When Apps Will Pay You
Every time one of your Internet-of-Things/connected devices sends data back to the manufacturer or service provider, you have created something of value.
Think about it.
When you
- tell Waze how much traffic there is on the highway because you have slowed down….
- let Swarm know you are at a pizza shop
- search Google for gluten-free candy bars
- allow Fitbit to know how far you have walked
- permit Nest to check the temperature in your home
- …and billions more
Each of these nuggets of data are value to the organization that consumes it. Know how I know? Because they are consuming it.
Then, they put it all together and figure out who would like to buy that information.
Google is the most obvious as they connect it with the people who have bid for the keyword “gluten-free candy bar.”

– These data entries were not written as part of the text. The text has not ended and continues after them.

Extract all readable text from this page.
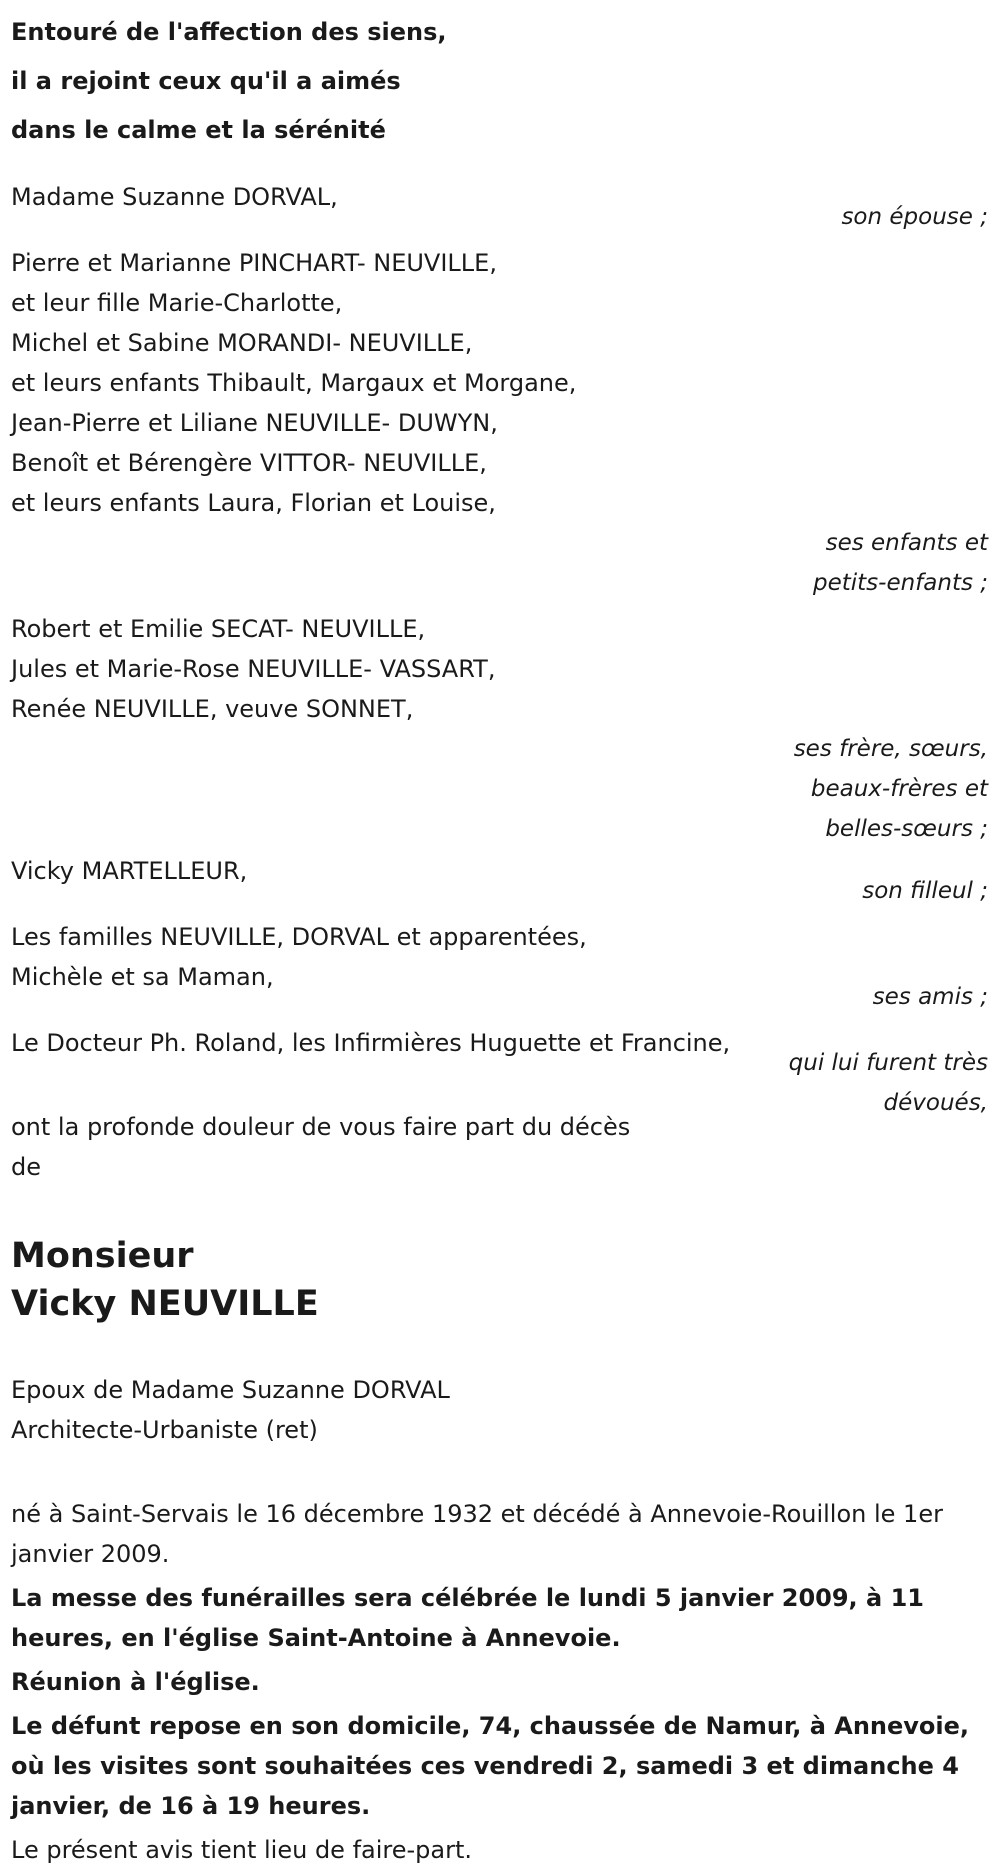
Entouré de l'affection des siens,
il a rejoint ceux qu'il a aimés
dans le calme et la sérénité
Madame Suzanne DORVAL,
son épouse ;
Pierre et Marianne PINCHART- NEUVILLE,
et leur fille Marie-Charlotte,
Michel et Sabine MORANDI- NEUVILLE,
et leurs enfants Thibault, Margaux et Morgane,
Jean-Pierre et Liliane NEUVILLE- DUWYN,
Benoît et Bérengère VITTOR- NEUVILLE,
et leurs enfants Laura, Florian et Louise,
ses enfants et
petits-enfants ;
Robert et Emilie SECAT- NEUVILLE,
Jules et Marie-Rose NEUVILLE- VASSART,
Renée NEUVILLE, veuve SONNET,
ses frère, sœurs,
beaux-frères et
belles-sœurs ;
Vicky MARTELLEUR,
son filleul ;
Les familles NEUVILLE, DORVAL et apparentées,
Michèle et sa Maman,
ses amis ;
Le Docteur Ph. Roland, les Infirmières Huguette et Francine,
qui lui furent très
dévoués,
ont la profonde douleur de vous faire part du décès
de
Monsieur
Vicky NEUVILLE
Epoux de Madame Suzanne DORVAL
Architecte-Urbaniste (ret)
né à Saint-Servais le 16 décembre 1932 et décédé à Annevoie-Rouillon le 1er janvier 2009.
La messe des funérailles sera célébrée le lundi 5 janvier 2009, à 11 heures, en l'église Saint-Antoine à Annevoie.
Réunion à l'église.
Le défunt repose en son domicile, 74, chaussée de Namur, à Annevoie, où les visites sont souhaitées ces vendredi 2, samedi 3 et dimanche 4 janvier, de 16 à 19 heures.
Le présent avis tient lieu de faire-part.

In your mind, it may be great that you get the service “for free” and you are ok with Google making money off of it.
Yet, like Division 1 football and basketball players at US colleges, the amount of your compensation is far below the value you are creating. You are not being compensated for the value you have created.
Every time you contribute data to a network (Wave, Fitbit, Google) you aren’t adding linear value, you are adding some minuscule amount of exponential value.
This is the “network effect.”
And you know what really benefits from “network effects?”
Yep, you guessed it…token-based, decentralized systems.
First, you paid for apps. Then, you got the apps “for free.” Soon, you will get paid to use the app.
Let’s look at the GPS market to understand how this will work.
Once upon a time, if you want a GPS device, you went out and bought a solitary device from, say, Garmin. It was $250 or whatever. Plus, if you wanted the maps updated, you would have to subscribe or pay for additional map downloads for, say $50.
Fine for version 1.
Then, the smartphone comes along and we have Waze. You get how that works.
But now, you have the option to join a network like comma.ai where you run their Chffr app and
earn points (eventually tokens) for driving as you normally would and, in so doing, you help the network understand things like which roads have traffic, overall condition of the road, average speed and more.
It will also be able to create maps and more.
So, now, instead of Google having to buy cars and drive everywhere, the whole process gets decentralized and all of us drive everywhere, collectively creating the maps (and eventually StreetViews).
Eventually, the open-source project they are creating (OpenPilot) becomes the decentralized network on which self-driving cars can be built.
Oh wait, it’s already started.
They have a device called “Panda” which can be connected to certain cars today and can create self-driving functions.
- The more you drive..
- the more data you create for the network….
- the more value you create for the network…
- the more you get compensated….
- the more valuable the network…
- the more valuable your tokens become.
I would not be surprised if, at some point, there are token-based decentralized projects that basically give the hardware (a Fitbit, a Nest, etc.) away and then pay you in the form of some cryptographic token for the value you have created.
Understanding how value gets created in a blockchain world is going to open up a treasure trove of opportunities…that also improve people’s lives and welfare.
When I wrote that the vision of Never Stop Marketing was a world where “people get paid to do what they want to do anyway,” this is exactly the kind of thing I had in mind.
I have been using Comma.ai for about a week now and it’s a lot of fun (you can still use Waze and other software on top of it). For now, it’s just cool. Soon, I expect it will be profitable.